Staying Connected
How do we stay connected with one another? It seemed a little easier to do when we dated. But life happens. Our time becomes limited, and you can find yourself being stretched in areas you didn’t know were possible. The needs seem to be greater and greater with each passing year, and shutting the noise off has become a welcoming thought.
It’s easy to let life get in the way and distract us from connecting with one another. So how do we avoid the disconnect?
We remember, recognize, and reminisce, not necessarily in that order though.
Remembering what our spouse means to the family, reminiscing on our history together, and recognizing that if we don’t spend the time now investing in each other, our relationship will eventually suffer. Neither of us want that, so the work has to be put in today.
Those whom have gone before us, and fought side by side for the cause of marriage and family are the ones we look to as faithful examples. Learning from the faithful people of the past helps us be grateful in the present.
I think of the Puritans when I consider who were faithful. They were God-fearing, a devout group of people, who gave up everything they had for the sake of the same vision, God, marriage, and family. They rejected the world’s distractions, the influence, and the tyranny that came along with not conforming to the pressures of society.
There were lots of trials and tribulations, but they continued to display such resilience along the way. They believed in the institutions that were established by God in the garden. In fact, this was one of the reasons why the Native Americans did not slaughter the first set of Pilgrims of 1620. The natives had been observing them for quite some time, and it is recorded that they found the way the Pilgrim men treated their wives and children was noble.
I sometimes wonder about how those families connected and stayed the course in such turbulent times. We have become a soft society, and that comfortability can lend itself to laziness in relationships. For this reason, we have to work on connecting and communicating with each other.
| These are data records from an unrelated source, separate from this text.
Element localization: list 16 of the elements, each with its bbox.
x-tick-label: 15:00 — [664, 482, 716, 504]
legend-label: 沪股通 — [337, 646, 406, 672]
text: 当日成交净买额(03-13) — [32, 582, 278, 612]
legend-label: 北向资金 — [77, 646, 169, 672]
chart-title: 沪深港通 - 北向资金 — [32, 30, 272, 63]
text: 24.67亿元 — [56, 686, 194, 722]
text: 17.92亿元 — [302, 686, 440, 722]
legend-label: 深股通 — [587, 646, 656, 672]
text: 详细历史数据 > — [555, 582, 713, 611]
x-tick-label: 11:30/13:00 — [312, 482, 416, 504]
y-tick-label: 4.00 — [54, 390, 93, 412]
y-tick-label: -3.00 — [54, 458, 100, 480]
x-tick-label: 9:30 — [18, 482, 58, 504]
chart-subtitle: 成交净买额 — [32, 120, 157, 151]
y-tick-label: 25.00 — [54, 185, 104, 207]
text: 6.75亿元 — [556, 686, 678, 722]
So, let’s get back to the 3 R’s: remembering, recognizing, and reminiscing. Remembering why you were drawn to your spouse is a good place to start. During the day when Jason works outside the house, I miss him. I will make mental notes about the things I appreciate about him, recognizing how much he has grown in certain areas, who he represents to our children, and all the memories we have made together. I have a history with this man, and reminiscing helps me connect in ways I could not do with any other person.
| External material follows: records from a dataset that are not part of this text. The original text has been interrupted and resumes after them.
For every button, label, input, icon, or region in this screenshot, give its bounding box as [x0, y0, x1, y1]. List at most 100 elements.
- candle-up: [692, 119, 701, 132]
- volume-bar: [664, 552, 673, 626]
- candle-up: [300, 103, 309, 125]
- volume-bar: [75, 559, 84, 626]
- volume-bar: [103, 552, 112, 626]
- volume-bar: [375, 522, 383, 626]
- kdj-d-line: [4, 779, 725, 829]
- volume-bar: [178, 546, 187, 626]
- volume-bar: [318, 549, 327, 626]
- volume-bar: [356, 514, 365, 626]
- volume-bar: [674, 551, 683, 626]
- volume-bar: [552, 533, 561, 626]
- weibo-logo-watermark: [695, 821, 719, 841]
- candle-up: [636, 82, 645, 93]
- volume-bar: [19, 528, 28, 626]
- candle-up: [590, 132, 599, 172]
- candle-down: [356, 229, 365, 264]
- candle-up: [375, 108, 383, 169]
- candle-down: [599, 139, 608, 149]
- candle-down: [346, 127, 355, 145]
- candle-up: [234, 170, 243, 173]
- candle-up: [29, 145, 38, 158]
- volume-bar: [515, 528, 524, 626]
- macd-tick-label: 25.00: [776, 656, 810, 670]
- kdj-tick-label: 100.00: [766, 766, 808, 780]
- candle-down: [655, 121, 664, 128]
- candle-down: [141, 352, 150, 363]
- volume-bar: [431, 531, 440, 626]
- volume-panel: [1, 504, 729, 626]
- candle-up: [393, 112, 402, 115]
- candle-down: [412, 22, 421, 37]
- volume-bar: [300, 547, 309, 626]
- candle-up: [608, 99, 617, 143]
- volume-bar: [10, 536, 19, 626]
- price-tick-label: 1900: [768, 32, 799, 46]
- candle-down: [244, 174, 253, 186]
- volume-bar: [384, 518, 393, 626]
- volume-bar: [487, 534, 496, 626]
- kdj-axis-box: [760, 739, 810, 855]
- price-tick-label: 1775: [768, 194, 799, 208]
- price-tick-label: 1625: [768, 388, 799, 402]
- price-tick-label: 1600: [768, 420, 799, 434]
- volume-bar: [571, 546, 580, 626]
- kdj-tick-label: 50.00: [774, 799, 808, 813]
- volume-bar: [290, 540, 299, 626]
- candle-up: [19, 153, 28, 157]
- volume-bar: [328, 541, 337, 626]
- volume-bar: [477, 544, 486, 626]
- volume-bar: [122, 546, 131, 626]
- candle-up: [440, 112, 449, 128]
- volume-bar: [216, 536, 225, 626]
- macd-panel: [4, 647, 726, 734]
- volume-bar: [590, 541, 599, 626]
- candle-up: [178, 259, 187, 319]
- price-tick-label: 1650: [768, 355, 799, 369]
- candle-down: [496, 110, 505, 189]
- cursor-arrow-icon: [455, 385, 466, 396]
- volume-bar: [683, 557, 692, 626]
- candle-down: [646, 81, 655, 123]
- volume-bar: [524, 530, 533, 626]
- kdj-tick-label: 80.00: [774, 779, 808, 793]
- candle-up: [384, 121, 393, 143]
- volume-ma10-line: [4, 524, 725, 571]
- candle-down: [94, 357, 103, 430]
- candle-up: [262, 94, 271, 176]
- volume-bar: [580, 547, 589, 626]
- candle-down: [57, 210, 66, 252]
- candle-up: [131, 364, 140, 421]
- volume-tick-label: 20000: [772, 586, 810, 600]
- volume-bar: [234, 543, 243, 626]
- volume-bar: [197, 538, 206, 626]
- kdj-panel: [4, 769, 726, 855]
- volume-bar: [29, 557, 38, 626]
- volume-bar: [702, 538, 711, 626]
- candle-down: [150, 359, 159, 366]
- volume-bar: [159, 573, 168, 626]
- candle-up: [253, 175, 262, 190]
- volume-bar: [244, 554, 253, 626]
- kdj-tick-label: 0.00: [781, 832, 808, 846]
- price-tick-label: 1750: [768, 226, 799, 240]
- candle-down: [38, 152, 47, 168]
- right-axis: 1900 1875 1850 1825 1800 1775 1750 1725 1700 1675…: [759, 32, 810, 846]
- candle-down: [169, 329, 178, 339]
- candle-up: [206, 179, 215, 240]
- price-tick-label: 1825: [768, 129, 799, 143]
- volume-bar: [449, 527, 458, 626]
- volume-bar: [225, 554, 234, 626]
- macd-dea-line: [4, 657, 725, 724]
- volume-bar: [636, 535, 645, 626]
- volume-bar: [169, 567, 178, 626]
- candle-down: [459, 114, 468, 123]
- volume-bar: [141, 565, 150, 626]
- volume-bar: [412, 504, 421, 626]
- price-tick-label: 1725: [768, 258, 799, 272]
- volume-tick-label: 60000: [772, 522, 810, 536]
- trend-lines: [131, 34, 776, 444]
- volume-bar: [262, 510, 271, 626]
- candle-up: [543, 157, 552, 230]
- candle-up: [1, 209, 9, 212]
In the 1828 Wester’s dictionary, remembrance means: The retaining or having in mind an idea which had been present before, transmission of a fact from one to another, account preserved; something to assist the memory. I appreciate each one of these descriptions.
When I can recall what I value in Jason, and thinking about the life we have built together, makes me all the more grateful for the kind of man he is, how hard he works to provide for our family, and that we get to call him ours.
I listed some examples below of some connecting date-night, memory making ideas. This list isn’t exhaustive, but I hope it is motivating. Happy Connecting!
- Pack a Picnic
- Pick Apples at an Orchard
- Window Shopping
- Go To Estate Sales
- Knife or Ax Throwing
- Bike Riding
- Botanical Gardens
- Foot or Back Rubs
- Make Candles
- Make Homemade Gifts for Others
- Camping
- Read the Same Book
- Make Homemade Ice-cream
- Put Together a Puzzle
- Do a Home Improvement Project Together (This one will make or break you!)
- Cook Together
- Make a Dessert and Hot Coffee at Home and Take it With You
- Visit Local Museums
- Hiking Adventures
- Scavenger Hunts
- Campfires
- Sunset Watching
- Antique Shopping
- Walk to City Water Fountains or Small-Town Squares
- Kayak or Canoeing
- Ice Skating
- Go for a Quiet Walk in Nature
While you are spending alone time together, remember the memories, communicate expectations, and recognize that you both are created for each other.
With all lowliness and meekness, with longsuffering, forbearing one another in love; Endeavouring to keep the unity of the Spirit in the bond of peace.